Forum Moderators: coopster & phranque

Message Too Old, No Replies

Global Sniffing

         

toolman

6:46 pm on Nov 25, 2001 (gmt 0)

WebmasterWorld Senior Member 10+ Year Member



I have a site that is sitting on top and for legal reasons the company can no longer use the domain name.

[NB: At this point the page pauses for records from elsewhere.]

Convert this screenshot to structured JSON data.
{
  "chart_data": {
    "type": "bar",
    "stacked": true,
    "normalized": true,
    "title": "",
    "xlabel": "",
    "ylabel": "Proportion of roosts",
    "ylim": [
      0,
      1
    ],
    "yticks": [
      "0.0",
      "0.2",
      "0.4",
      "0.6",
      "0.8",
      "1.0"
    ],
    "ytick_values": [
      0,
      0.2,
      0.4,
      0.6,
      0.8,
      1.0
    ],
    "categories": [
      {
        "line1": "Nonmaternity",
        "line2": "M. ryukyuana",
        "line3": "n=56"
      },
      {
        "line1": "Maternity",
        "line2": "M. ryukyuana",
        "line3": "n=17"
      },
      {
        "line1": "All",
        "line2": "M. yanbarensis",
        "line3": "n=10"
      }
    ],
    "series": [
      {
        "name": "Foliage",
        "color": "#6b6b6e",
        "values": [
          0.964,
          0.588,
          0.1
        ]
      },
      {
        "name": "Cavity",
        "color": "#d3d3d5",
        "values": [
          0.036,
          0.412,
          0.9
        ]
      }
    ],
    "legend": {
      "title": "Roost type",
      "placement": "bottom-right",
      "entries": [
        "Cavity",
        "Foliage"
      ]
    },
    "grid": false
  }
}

I'm wondering if there is a method to global sniff for browser requests to present them a "site shut down" page while at the same time allowing spiders free reign so maybe I can get a few more months of pulling up my buddys from below.

Key_Master

10:09 pm on Nov 25, 2001 (gmt 0)

WebmasterWorld Senior Member 10+ Year Member



allowbots.pl

#!/usr/local/bin/perl

$agent = $ENV{'HTTP_USER_AGENT'};
@robot = ("googlebot","scooter","gulliver"); # Robots Party List
foreach $allow (@robot) {
if (lc($agent) =~ /$allow/) {
$allow = 1;
}
}
if ($allow == 1) {
print "Pragma: no-cache\n";
print "Location: [send_spiders_here.com\n\n";...]
}
else {
print "Pragma: no-cache\n";
print "Location: [send_browsers_here.com\n\n";...]
}
exit;

Here's something I threw together which you could use to replace the index page. It's not global though. That would have to do be done through .htaccess, if I understand your question correctly.

ggrot

10:21 pm on Nov 25, 2001 (gmt 0)

WebmasterWorld Senior Member 10+ Year Member



That is also redirecting spiders. Yeah, what you need to use is really .htaccess files.

littleman

10:39 pm on Nov 25, 2001 (gmt 0)



Perhaps think of it as browser exclusion instead of bot inclusion. Maybe deny all that has Mozilla + (referer, keep-alive, or gzip encoding), that will get virtually all the bots through, but exclude all but the most esoteric browsers.

toolman

10:59 pm on Nov 25, 2001 (gmt 0)

WebmasterWorld Senior Member 10+ Year Member



Thanks Key_Master.
Little you know really all I'm worried about is google so banning by ua shouldn't be a problem. Is there a regex that would drop all but googlebot?

littleman

11:03 pm on Nov 25, 2001 (gmt 0)



.htaccess or perl? Also, google is playing a bit of ua games, so you better do IP and ua.

toolman

11:07 pm on Nov 25, 2001 (gmt 0)

WebmasterWorld Senior Member 10+ Year Member



>>>>google is playing a bit of ua games

Oh yeah? I've not been on the cutting edge for a month or so. I do have a list of ip and ua's though. Could it be done globally from .htaccess? I have mod_rewrite too.

littleman

11:47 pm on Nov 25, 2001 (gmt 0)



>.htaccess

SetEnvIf User-Agent "googlebot" googlebot=1
Order Allow,Deny
Allow from [google class C here]
Allow from [another google class C here]
Allow from env=googlebot

That will work, you could use truncated IPs to work with class Cs like this:
Allow from 222.111.222

You know they are reading this right?

rcjordan

11:53 pm on Nov 25, 2001 (gmt 0)

WebmasterWorld Senior Member 10+ Year Member



>You know they are reading this right?

We're redirecting them, LM. Google gets served this thread as toolman's recipe for holiday egg nog. ;)

toolman

1:24 am on Nov 26, 2001 (gmt 0)

WebmasterWorld Senior Member 10+ Year Member



OOOps. I guess I better not do this at toolman.com ;)